Un auditorium est un lieu où l’on vient écouter ensemble. C’est un lieu qui fut et reste traditionnellement un espace physique, un bâti, dont les limites et les constructions internes sont sans cesse redéfinies à la fois par les technologies, les pratiques sociales et la création artistique. Il suffit de penser à ce que la radio, déjà, a pu bouleverser et inventer de nouvelles façons d’écouter, à la fois individuelles et collectives, selon des modes de relation à distance qu’internet a depuis développés. Jérôme Joy, compositeur et enseignant à l’école d’art de Bourges (après avoir démarré le projet à la Villa Arson de Nice) est, avec Peter Sinclair et Anne Roquigny, un des animateurs du groupe : “Nous n’avions pas encore eu l’opportunité d’approfondir la question de l’écoute et des espaces d’écoute qui est, notamment à travers le projet des micros ouverts, permanente depuis le début de Locus Sonus. Ce qui semble aller de soi ~ convoquer pour écouter ensemble ~ n’est aujourd’hui plus aussi simple, et pourtant, il y a encore des constructions (qui ne sont plus forcément industrielles et standardisées) qui proposent des écoutes ensemble de manière non prescrite.”
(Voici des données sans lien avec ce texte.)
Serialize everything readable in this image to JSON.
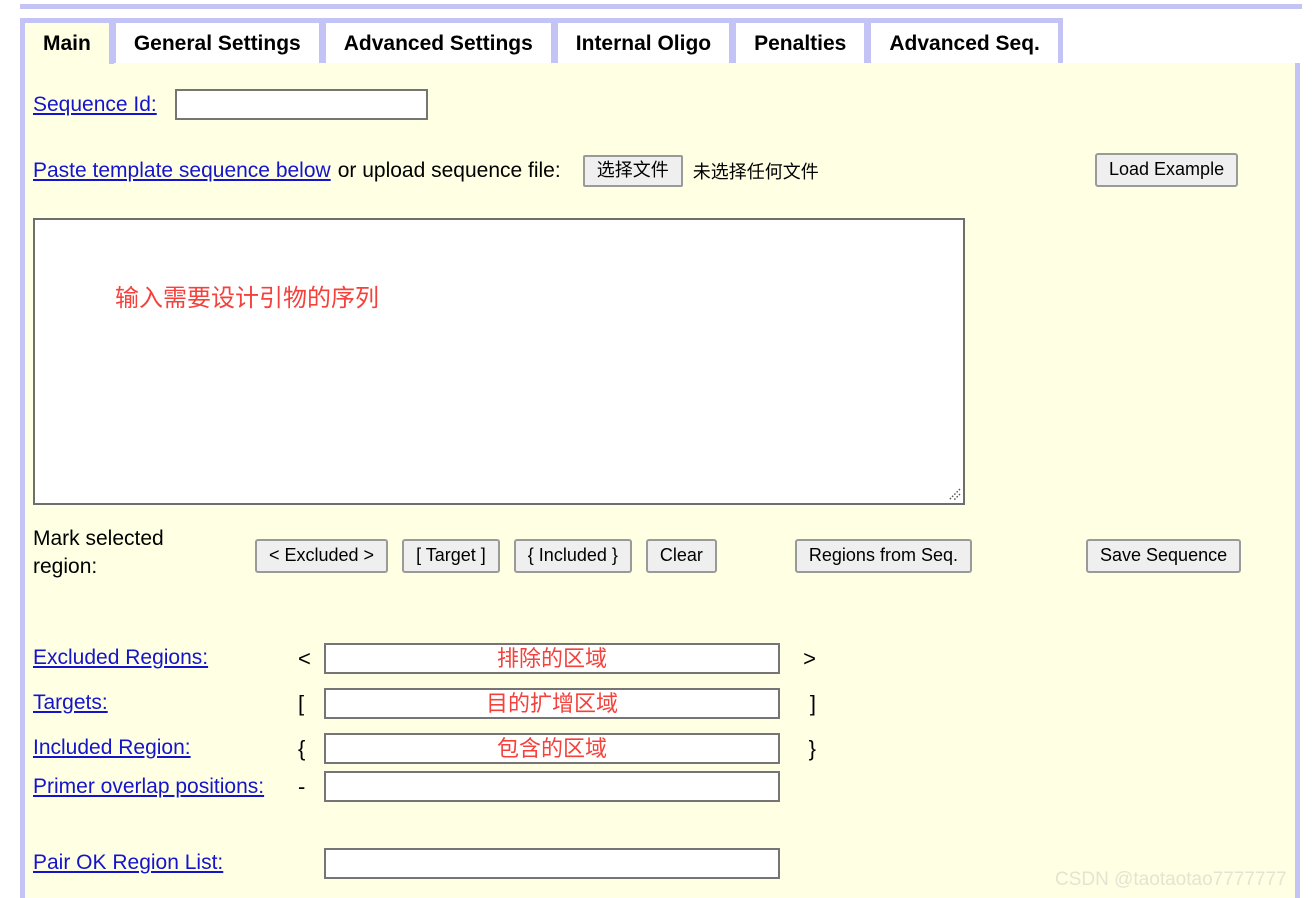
{
  "top_rule": true,
  "tabs": [
    {
      "label": "Main",
      "active": true
    },
    {
      "label": "General Settings",
      "active": false
    },
    {
      "label": "Advanced Settings",
      "active": false
    },
    {
      "label": "Internal Oligo",
      "active": false
    },
    {
      "label": "Penalties",
      "active": false
    },
    {
      "label": "Advanced Seq.",
      "active": false
    }
  ],
  "main": {
    "sequence_id": {
      "label": "Sequence Id:",
      "value": "",
      "placeholder": ""
    },
    "upload": {
      "paste_link_label": "Paste template sequence below",
      "rest_label": "or upload sequence file:",
      "choose_file_button": "选择文件",
      "file_status": "未选择任何文件",
      "load_example_button": "Load Example"
    },
    "sequence_textarea": {
      "value": "",
      "placeholder": "",
      "annotation": "输入需要设计引物的序列"
    },
    "mark_region": {
      "label_line1": "Mark selected",
      "label_line2": "region:",
      "buttons": [
        "<  Excluded  >",
        "[ Target ]",
        "{ Included }",
        "Clear",
        "Regions from Seq."
      ],
      "save_sequence_button": "Save Sequence"
    },
    "fields": [
      {
        "label": "Excluded Regions:",
        "open_bracket": "<",
        "close_bracket": ">",
        "value": "",
        "annotation": "排除的区域"
      },
      {
        "label": "Targets:",
        "open_bracket": "[",
        "close_bracket": "]",
        "value": "",
        "annotation": "目的扩增区域"
      },
      {
        "label": "Included Region:",
        "open_bracket": "{",
        "close_bracket": "}",
        "value": "",
        "annotation": "包含的区域"
      },
      {
        "label": "Primer overlap positions:",
        "open_bracket": "-",
        "close_bracket": "",
        "value": "",
        "annotation": ""
      },
      {
        "label": "Pair OK Region List:",
        "open_bracket": "",
        "close_bracket": "",
        "value": "",
        "annotation": ""
      }
    ]
  },
  "watermark": "CSDN @taotaotao7777777",
  "colors": {
    "panel_bg": "#ffffe4",
    "tab_border": "#c3c3f5",
    "link": "#1414cc",
    "annotation_red": "#f4413b",
    "button_bg": "#efefef",
    "watermark": "#e4e4d2"
  }
}
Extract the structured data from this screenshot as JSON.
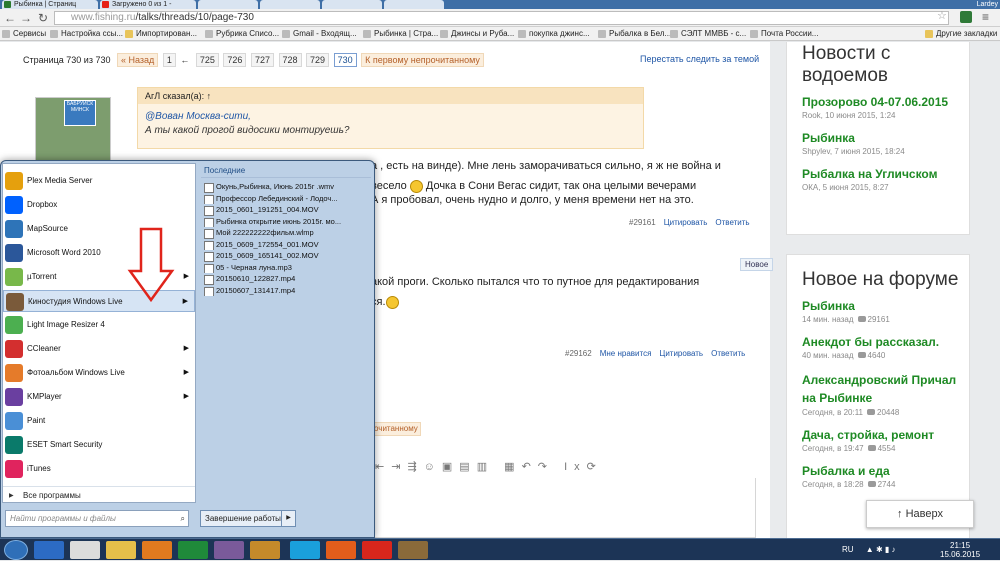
{
  "browser": {
    "tabs": [
      "Рыбинка | Страниц",
      "Загружено 0 из 1 -",
      "",
      "",
      "",
      ""
    ],
    "window_user": "Lardey",
    "url_scheme": "www.fishing.ru",
    "url_path": "/talks/threads/10/page-730"
  },
  "bookmarks": [
    "Сервисы",
    "Настройка ссы...",
    "Импортирован...",
    "Рубрика Списо...",
    "Gmail - Входящ...",
    "Рыбинка | Стра...",
    "Джинсы и Руба...",
    "покупка джинс...",
    "Рыбалка в Бел...",
    "СЭЛТ ММВБ - с...",
    "Почта России...",
    "Другие закладки"
  ],
  "thread": {
    "page_label": "Страница 730 из 730",
    "prev": "« Назад",
    "first": "1",
    "ellipsis": "←",
    "pages": [
      "725",
      "726",
      "727",
      "728",
      "729",
      "730"
    ],
    "first_unread": "К первому непрочитанному",
    "unwatch": "Перестать следить за темой",
    "avatar_sign": "БАБРУЙСК МИНСК",
    "quote_author": "АгЛ сказал(а): ↑",
    "quote_mention": "@Вован Москва-сити,",
    "quote_text": "А ты какой прогой видосики монтируешь?",
    "post1_line1": "а , есть на винде). Мне лень заморачиваться сильно, я ж не война и",
    "post1_line2a": "весело",
    "post1_line2b": "Дочка в Сони Вегас сидит, так она целыми вечерами",
    "post1_line3": "А я пробовал, очень нудно и долго, у меня времени нет на это.",
    "post1_num": "#29161",
    "quote_btn": "Цитировать",
    "reply_btn": "Ответить",
    "new_badge": "Новое",
    "post2_line1": "акой проги. Сколько пытался что то путное для редактирования",
    "post2_line2": "ся.",
    "post2_num": "#29162",
    "like_btn": "Мне нравится",
    "first_unread_2": "очитанному"
  },
  "sidebar": {
    "news_title": "Новости с водоемов",
    "news": [
      {
        "title": "Прозорово 04-07.06.2015",
        "meta": "Rook, 10 июня 2015, 1:24"
      },
      {
        "title": "Рыбинка",
        "meta": "Shpylev, 7 июня 2015, 18:24"
      },
      {
        "title": "Рыбалка на Угличском",
        "meta": "ОКА, 5 июня 2015, 8:27"
      }
    ],
    "forum_title": "Новое на форуме",
    "forum": [
      {
        "title": "Рыбинка",
        "time": "14 мин. назад",
        "count": "29161"
      },
      {
        "title": "Анекдот бы рассказал.",
        "time": "40 мин. назад",
        "count": "4640"
      },
      {
        "title": "Александровский Причал на Рыбинке",
        "time": "Сегодня, в 20:11",
        "count": "20448"
      },
      {
        "title": "Дача, стройка, ремонт",
        "time": "Сегодня, в 19:47",
        "count": "4554"
      },
      {
        "title": "Рыбалка и еда",
        "time": "Сегодня, в 18:28",
        "count": "2744"
      }
    ],
    "up_button": "↑ Наверх"
  },
  "startmenu": {
    "programs": [
      {
        "label": "Plex Media Server",
        "color": "#e5a00d",
        "arrow": false
      },
      {
        "label": "Dropbox",
        "color": "#0061fe",
        "arrow": false
      },
      {
        "label": "MapSource",
        "color": "#2e74b8",
        "arrow": false
      },
      {
        "label": "Microsoft Word 2010",
        "color": "#2b579a",
        "arrow": false
      },
      {
        "label": "µTorrent",
        "color": "#78b84a",
        "arrow": true
      },
      {
        "label": "Киностудия Windows Live",
        "color": "#7a5a3a",
        "arrow": true
      },
      {
        "label": "Light Image Resizer 4",
        "color": "#4caf50",
        "arrow": false
      },
      {
        "label": "CCleaner",
        "color": "#d32f2f",
        "arrow": true
      },
      {
        "label": "Фотоальбом Windows Live",
        "color": "#e57b2a",
        "arrow": true
      },
      {
        "label": "KMPlayer",
        "color": "#6a3fa0",
        "arrow": true
      },
      {
        "label": "Paint",
        "color": "#4a8fd6",
        "arrow": false
      },
      {
        "label": "ESET Smart Security",
        "color": "#0a7a6a",
        "arrow": false
      },
      {
        "label": "iTunes",
        "color": "#e0245e",
        "arrow": false
      }
    ],
    "all_programs": "Все программы",
    "recent_header": "Последние",
    "recent": [
      "Окунь,Рыбинка, Июнь 2015г .wmv",
      "Профессор Лебединский - Лодоч...",
      "2015_0601_191251_004.MOV",
      "Рыбинка открытие июнь 2015г. мо...",
      "Мой 222222222фильм.wlmp",
      "2015_0609_172554_001.MOV",
      "2015_0609_165141_002.MOV",
      "05 - Черная луна.mp3",
      "20150610_122827.mp4",
      "20150607_131417.mp4"
    ],
    "search_placeholder": "Найти программы и файлы",
    "shutdown": "Завершение работы"
  },
  "taskbar": {
    "lang": "RU",
    "time": "21:15",
    "date": "15.06.2015"
  }
}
Le programme des communications voit se confronter des universitaires et scientifiques (l’acousticien Bruno Suner, le philosophe de l’art Matthieu Saladin, les sociologues Anthony Pecqueux, Samuel Bordreuil), des producteurs radiophoniques (Marcus Gammel, Katrin Moll) et de nombreux artistes des sphères musicales, de la performance ou des arts numériques (Kasper T. Toeplitz, Julien Ottavi, Julien Clauss)… dont des personnalités plutôt rares en France comme Pauline Oliveiros, 80 ans cette année, ou encore Bill Fontana : “Le travail de Bill Fontana se trouve au cœur des relations entre son et espace, et je me suis toujours demandé dans ses œuvres liées aux transports des sons d’un espace à un autre, aux dimensions de perception sonore des espaces et aux dimensions imaginaires et sensibles qui peuvent s’en dégager, si l’écoute était un moteur ou un domaine de décision dans la construction de ses projets : propose-t-il des écoutes ou déplace-t-il des sons ? En quoi l’écoute, et de fait collective, engage-t-elle des principes de décision au sein de son travail ? L’inviter était la meilleure façon de lui poser ces questions et de solliciter son point de vue sur les espaces d’écoute aujourd’hui. Quant à Pauline Oliveros, c’est un autre versant qui m’a guidé. Son travail historique sur l’“écoute profonde” (Deep Listening) et également son engagement régulier dans toutes les nouvelles formes de jeu de la musique (la musique en réseau, la musique dans Second Life, le streaming, etc.) ne peut qu’éclairer les questions que nous posons aujourd’hui.”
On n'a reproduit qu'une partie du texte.